By checking and benchmarking prices in the correct way you can save money on the bills from your suppliers, says Pelican's Shabaz Mohammed
By checking and benchmarking prices in the correct way you can save money on the bills from your suppliers, says Pelican's Shabaz Mohammed
With ingredients continuing to creep up in price there has never been a better time for restaurant, pub and hotel operators to seek out the best value from their suppliers to ensure profit margins don't get squeezed too much. Here, Pelican Buying Company managing director Shabaz Mohammed gives some tips on benchmarking to ensure you get the best prices available to your business. 

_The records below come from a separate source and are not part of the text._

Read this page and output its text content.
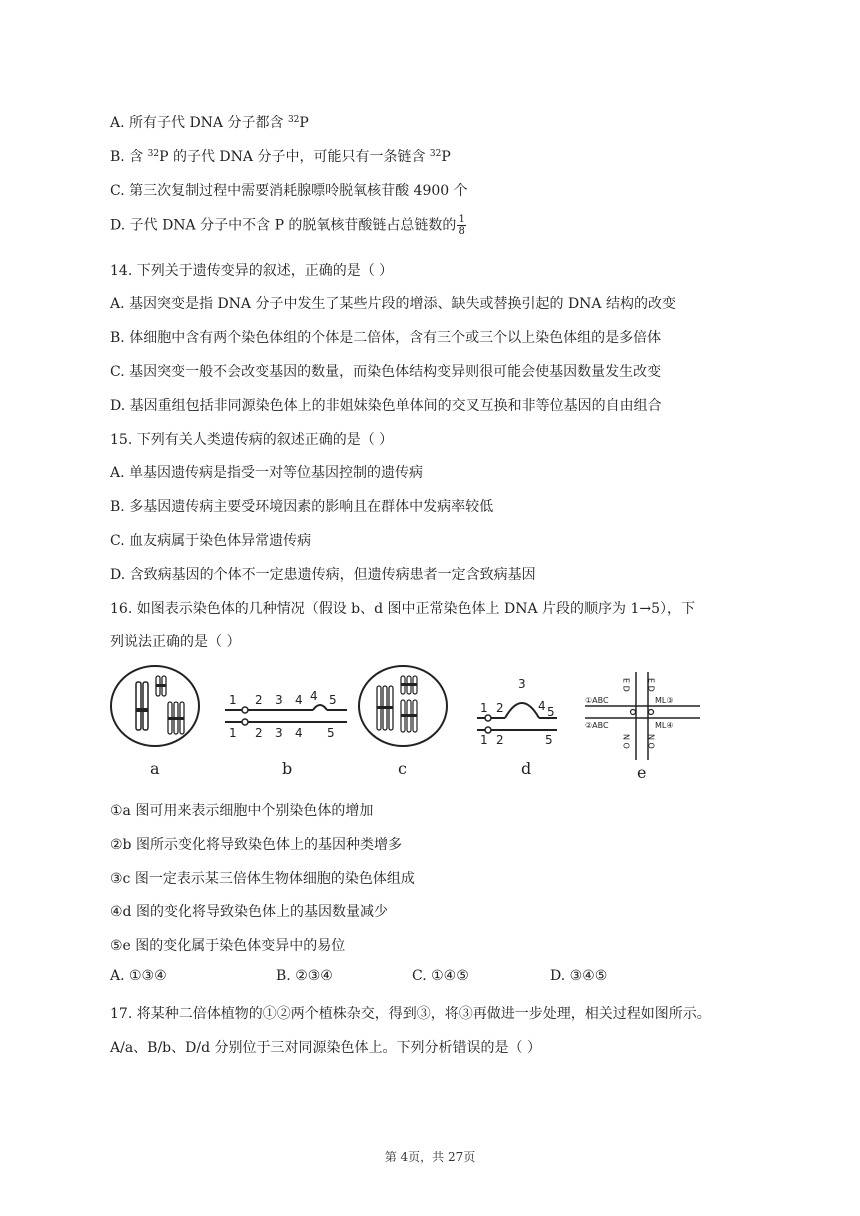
A. 所有子代 DNA 分子都含 $^{32}$P
B. 含 $^{32}$P 的子代 DNA 分子中，可能只有一条链含 $^{32}$P
C. 第三次复制过程中需要消耗腺嘌呤脱氧核苷酸 4900 个
D. 子代 DNA 分子中不含 P 的脱氧核苷酸链占总链数的 $\frac{1}{8}$
14. 下列关于遗传变异的叙述，正确的是（ ）
A. 基因突变是指 DNA 分子中发生了某些片段的增添、缺失或替换引起的 DNA 结构的改变
B. 体细胞中含有两个染色体组的个体是二倍体，含有三个或三个以上染色体组的是多倍体
C. 基因突变一般不会改变基因的数量，而染色体结构变异则很可能会使基因数量发生改变
D. 基因重组包括非同源染色体上的非姐妹染色单体间的交叉互换和非等位基因的自由组合
15. 下列有关人类遗传病的叙述正确的是（ ）
A. 单基因遗传病是指受一对等位基因控制的遗传病
B. 多基因遗传病主要受环境因素的影响且在群体中发病率较低
C. 血友病属于染色体异常遗传病
D. 含致病基因的个体不一定患遗传病，但遗传病患者一定含致病基因
16. 如图表示染色体的几种情况（假设 b、d 图中正常染色体上 DNA 片段的顺序为 1→5），下
列说法正确的是（ ）
a
1 2 3 4 4 5
1 2 3 4 5
b	c
1 2
3
4 5
1 2	5
d
①ABC
②ABC
ML③
ML④
E D E D
N O N O
e
①a 图可用来表示细胞中个别染色体的增加
②b 图所示变化将导致染色体上的基因种类增多
③c 图一定表示某三倍体生物体细胞的染色体组成
④d 图的变化将导致染色体上的基因数量减少
⑤e 图的变化属于染色体变异中的易位
A. ①③④	B. ②③④	C. ①④⑤	D. ③④⑤
17. 将某种二倍体植物的①②两个植株杂交，得到③，将③再做进一步处理，相关过程如图所示。
A/a、B/b、D/d 分别位于三对同源染色体上。下列分析错误的是（ ）
第 4页，共 27页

Because produce prices change frequently, it is always wise for pubs, restaurants and hotels to carry out regular price checks to ensure they are getting the best value from their current providers. To ensure you get the most from this process, here is a practical check-list. 

Get benchmarking right

The Chartered Institute of Purchasing and Supply (CIPS) promotes benchmarking - the practice of comparing prices, quality and other aspects of a product or service with others - as an activity that, if correctly applied, can provide valuable improvements in managing purchasing. Comparing the cost, delivery time or quality of one product or supplier against another can provide a highly effective measure of food costs to help maximise best value for your business.   

How best to benchmark

To ensure your benchmarking exercise is valid, it is essential that any comparisons are made on a like-for-like basis and that the type and volume of products analysed are a true reflection of what you actually use. In addition, the benchmarker (the person carrying out the price comparison) should be including non-competitive products and not just those where their own pricing could be considered favourable. 

Pack sizes

Smaller pack sizes, usually of a different brand, are sometimes used to compare prices. Any benchmarking should be taking into account the pack size differences and adjusting the new size accordingly.

Volumes

Ensure the benchmarker hasn’t assumed that you are buying one of every product, instead of taking into account the volumes of each product purchased over a period of time. 

Brands

If you generally use a particular brand of product, be vigilant to them being switched to non-branded or cheaper alternatives in order to achieve a more competitive price, as the alternative brand may be inferior and may not have the same yield. ​ 

Using a loss leader

Be mindful of having loss leader products (products sold at a lower price, which are at, or below the market cost) forming part of your benchmarking. These products are normally listed at competitive prices for a limited period only and can often revert to a much higher price after a short initial period. 

Hidden management fees

Once you have been through the process above, be sure to ask suppliers about any additional fees. You should feel confident that the savings you have achieved will not then to be lost through hidden management fees or services such as delivery charges.